Afastei-me alguns passos, notando também que ela finalmente tinha cortado o cabelo, estava menor e até mesmo com uma franja lateral discreta. Arqueei as sobrancelhas, aquela era definitivamente uma nova Victoria. Usando perfumes mais fortes e femininos, um conjunto de roupas novas e até mesmo um corte de cabelo novo. Teria sido por causa dos feriados próximos?
–Nós estamos casadas...? – ela parecia estar mais indagando do que afirmando.
–Oh, non! Muito cedo para isso mon amour, até mesmo para mim! – ri da expressão confusa que ela tinha no rosto – Você vive dizendo que eu que sou uma romântica e que tenho ideias que ninguém mais tem, pensei que seria totalmente resistente ao casamento Vic!
–Então namoramos – ela falou como se aceitasse a ideia – E eu estou apaixonada por você...? De verdade?
–Porque está questionando isso? Pensei que já estávamos ultrapassando essa fase das dúvidas e incertezas... Aconteceu algo pelo qual eu deva me preocupar? Você está diferente, Victoria o que está acontecendo?
–Ahn... Eu... Bem, eu não...
–Ma chérie, cheguei! A porta está aberta então eu sei que você já deve estar---
De todas as coisas que eu já presenciei na vida, nada foi mais confuso e absurdo do que aquilo. Porque uma Victoria estava passando pela porta, usando exatamente as mesmas roupas que eu a tinha visto por em seu corpo para ir trabalhar. Calça jeans escura, blusa social do trabalho, sapatilhas pretas. O cabelo levemente bagunçado ainda grande, exatamente como antes... Mas ao mesmo tempo havia outra Victoria ali a pouquíssimos metros de mim, diferente e ao mesmo tempo idêntica.
Deus, eu me afastei levemente assustada e extremamente confusa, enquanto Victoria abria bem os olhos azuis enquanto fitava a sua cópia fiel e mais feminina.
–Veronica o que faz aqui?! – Victoria quase gritou.
–Ora essa, maninha, aparentemente eu estava conhecendo a sua namorada.
A Victoria que na verdade parecia se chamar Veronica abriu um sorriso maldoso, um que eu nunca vi desenhar os lábios de minha Victoria. Eu olhava de uma para outra, confusa e tentando incansavelmente compreender o que estava acontecendo enquanto via as duas travando uma batalha de olhares entre si. Victoria ficando vermelha e tensa, Veronica sorrindo soberba e divertida com a situação. Até que então minha compreensão começou a se formar.
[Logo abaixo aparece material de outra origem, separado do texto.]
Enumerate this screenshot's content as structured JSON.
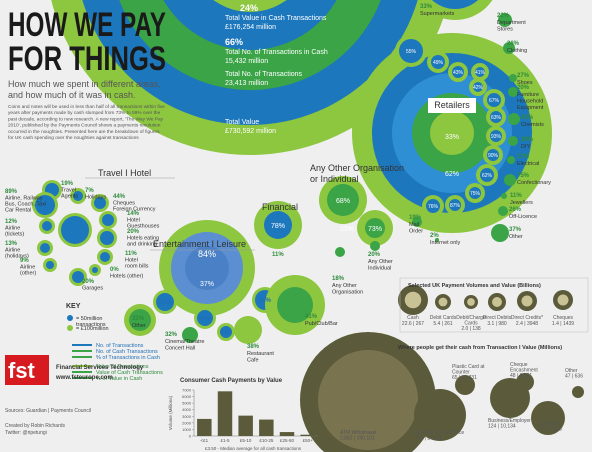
{
  "header": {
    "title_line1": "HOW WE PAY",
    "title_line2": "FOR THINGS",
    "subtitle_line1": "How much we spent in different areas,",
    "subtitle_line2": "and how much of it was in cash.",
    "body": [
      "Coins and notes will be used in less than half of all transactions within five",
      "years after payments made by cash slumped from 73% to 59% over the",
      "past decade, according to new research. A new report, 'The Way We Pay",
      "2010', published by the Payments Council shows a payments revolution",
      "occurred in the noughties. Presented here are the breakdown of figures",
      "for UK cash spending over the noughties against transactions"
    ]
  },
  "totals": {
    "cash_value_pct": "24%",
    "cash_value_label": "Total Value in Cash Transactions",
    "cash_value": "£176,254 million",
    "cash_no_pct": "66%",
    "cash_no_label": "Total No. of Transactions in Cash",
    "cash_no": "15,432 million",
    "total_no_label": "Total No. of Transactions",
    "total_no": "23,413 million",
    "total_value_label": "Total Value",
    "total_value": "£730,592 million"
  },
  "retail": {
    "title": "Retailers",
    "center": [
      "33%",
      "62%"
    ],
    "items": [
      {
        "pct": "33%",
        "label": [
          "Supermarkets"
        ]
      },
      {
        "pct": "22%",
        "label": [
          "Department",
          "Stores"
        ]
      },
      {
        "pct": "26%",
        "label": [
          "Clothing"
        ]
      },
      {
        "pct": "27%",
        "label": [
          "Shoes"
        ]
      },
      {
        "pct": "20%",
        "label": [
          "Furniture",
          "Household",
          "Equipment"
        ]
      },
      {
        "pct": "43%",
        "label": [
          "Chemists"
        ]
      },
      {
        "pct": "29%",
        "label": [
          "DIY"
        ]
      },
      {
        "pct": "17%",
        "label": [
          "Electrical"
        ]
      },
      {
        "pct": "75%",
        "label": [
          "Confectionary"
        ]
      },
      {
        "pct": "11%",
        "label": [
          "Jewellers"
        ]
      },
      {
        "pct": "26%",
        "label": [
          "Off-Licence"
        ]
      },
      {
        "pct": "37%",
        "label": [
          "Other"
        ]
      },
      {
        "pct": "19%",
        "label": [
          "Mail",
          "Order"
        ]
      },
      {
        "pct": "2%",
        "label": [
          "Internet only"
        ]
      }
    ],
    "inner": [
      "55%",
      "49%",
      "43%",
      "41%",
      "42%",
      "67%",
      "63%",
      "93%",
      "90%",
      "62%",
      "75%",
      "87%",
      "76%"
    ]
  },
  "travel": {
    "title": "Travel I Hotel",
    "items": [
      {
        "pct": "19%",
        "label": [
          "Travel",
          "Agents"
        ]
      },
      {
        "pct": "7%",
        "label": [
          "Holidays"
        ]
      },
      {
        "pct": "89%",
        "label": [
          "Airline, Railway",
          "Bus, Coach, Taxi",
          "Car Rental"
        ]
      },
      {
        "pct": "44%",
        "label": [
          "Cheques",
          "Foreign Currency"
        ]
      },
      {
        "pct": "12%",
        "label": [
          "Airline",
          "(tickets)"
        ]
      },
      {
        "pct": "14%",
        "label": [
          "Hotel",
          "Guesthouses"
        ]
      },
      {
        "pct": "20%",
        "label": [
          "Hotels eating",
          "and drinking"
        ]
      },
      {
        "pct": "11%",
        "label": [
          "Hotel",
          "room bills"
        ]
      },
      {
        "pct": "13%",
        "label": [
          "Airline",
          "(holidays)"
        ]
      },
      {
        "pct": "9%",
        "label": [
          "Airline",
          "(other)"
        ]
      },
      {
        "pct": "0%",
        "label": [
          "Hotels (other)"
        ]
      },
      {
        "pct": "20%",
        "label": [
          "Garages"
        ]
      }
    ]
  },
  "entertainment": {
    "title": "Entertainment I Leisure",
    "center": [
      "84%",
      "37%"
    ],
    "inner": [
      "82%",
      "65%",
      "94%",
      "89%"
    ],
    "items": [
      {
        "pct": "31%",
        "label": [
          "Other"
        ]
      },
      {
        "pct": "32%",
        "label": [
          "Cinema/Theatre",
          "Concert Hall"
        ]
      },
      {
        "pct": "38%",
        "label": [
          "Restaurant",
          "Cafe"
        ]
      },
      {
        "pct": "41%",
        "label": [
          "Pub/Club/Bar"
        ]
      }
    ]
  },
  "financial": {
    "title": "Financial",
    "center": "78%",
    "pct": "11%"
  },
  "other_org": {
    "title": [
      "Any Other Organisation",
      "or Individual"
    ],
    "inner": [
      "68%",
      "23%",
      "73%"
    ],
    "items": [
      {
        "pct": "18%",
        "label": [
          "Any Other",
          "Organisation"
        ]
      },
      {
        "pct": "20%",
        "label": [
          "Any Other",
          "Individual"
        ]
      }
    ]
  },
  "key": {
    "title": "KEY",
    "unit_transactions": [
      "= 50million",
      "transactions"
    ],
    "unit_value": "= £100million",
    "entries": [
      "No. of Transactions",
      "No. of Cash Transactions",
      "% of Transactions in Cash",
      "Value of Transactions",
      "Value of Cash Transactions",
      "% of Value in Cash"
    ]
  },
  "payments": {
    "title": "Selected UK Payment Volumes and Value (Billions)",
    "items": [
      {
        "label": [
          "Cash"
        ],
        "figures": "22.6 | 267"
      },
      {
        "label": [
          "Debit Cards"
        ],
        "figures": "5.4 | 261"
      },
      {
        "label": [
          "Debit/Charge",
          "Cards"
        ],
        "figures": "2.0 | 138"
      },
      {
        "label": [
          "Direct Debits"
        ],
        "figures": "3.1 | 980"
      },
      {
        "label": [
          "Direct Credits*"
        ],
        "figures": "2.4 | 3948"
      },
      {
        "label": [
          "Cheques"
        ],
        "figures": "1.4 | 1439"
      }
    ]
  },
  "cash_sources": {
    "title": "Where people get their cash from Transaction I Value (Millions)",
    "items": [
      {
        "label": [
          "ATM Withdrawal"
        ],
        "figures": "2,882 | 190,101"
      },
      {
        "label": [
          "Benefits in Post Office"
        ],
        "figures": "328 | 27,658"
      },
      {
        "label": [
          "Plastic Card at",
          "Counter"
        ],
        "figures": "65 | 12,731"
      },
      {
        "label": [
          "Business/Employer"
        ],
        "figures": "124 | 10,134"
      },
      {
        "label": [
          "Cheque",
          "Encashment"
        ],
        "figures": "48 | 8,581"
      },
      {
        "label": [
          "Cashback"
        ],
        "figures": "260 | 6,695"
      },
      {
        "label": [
          "Other"
        ],
        "figures": "47 | 636"
      }
    ]
  },
  "bar_chart": {
    "type": "bar",
    "title": "Consumer Cash Payments by Value",
    "y_label": "Volume (Millions)",
    "categories": [
      "<£1",
      "£1-5",
      "£5-10",
      "£10-25",
      "£25-50",
      "£50+"
    ],
    "values": [
      2600,
      6800,
      3100,
      2500,
      600,
      200
    ],
    "color": "#5b5b3b",
    "ylim": [
      0,
      7000
    ],
    "yticks": [
      0,
      1000,
      2000,
      3000,
      4000,
      5000,
      6000,
      7000
    ],
    "note": "£3.50 - Median average for all cash transactions"
  },
  "footer": {
    "logo": "fst",
    "company": "Financial Services Technology",
    "url": "www.fsteurope.com",
    "sources": "Sources: Guardian | Payments Council",
    "credit": "Created by Robin Richards",
    "twitter": "Twitter: @ripetungi"
  }
}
–Mademoiselle Victoria, você tem uma irmã gêmea?! – pela primeira vez na vida eu gritei uma informação.
Ambos os olhos azuis viraram em minha direção. Elas eram estupidamente idênticas, como se fossem clones exatos. Victoria, a minha Victoria, encolheu os ombros e passou a me fitar como se pedisse desculpas.
–Infelizmente – ela resmungou e se aproximou deixando a bolsa cair em qualquer lugar – Liz, essa é Veronica, minha irmã.
–Irmã mais velha por cinco minutos – Veronica acrescentou rapidamente, aparentando fazer isso apenas para provocar Victoria e conseguindo com extrema facilidade, pois a minha garota bufou e fechou as mãos em punhos – Vim fazer uma surpresa... Então, surpresa!
Oh sim, definitivamente aquilo foi uma surpresa!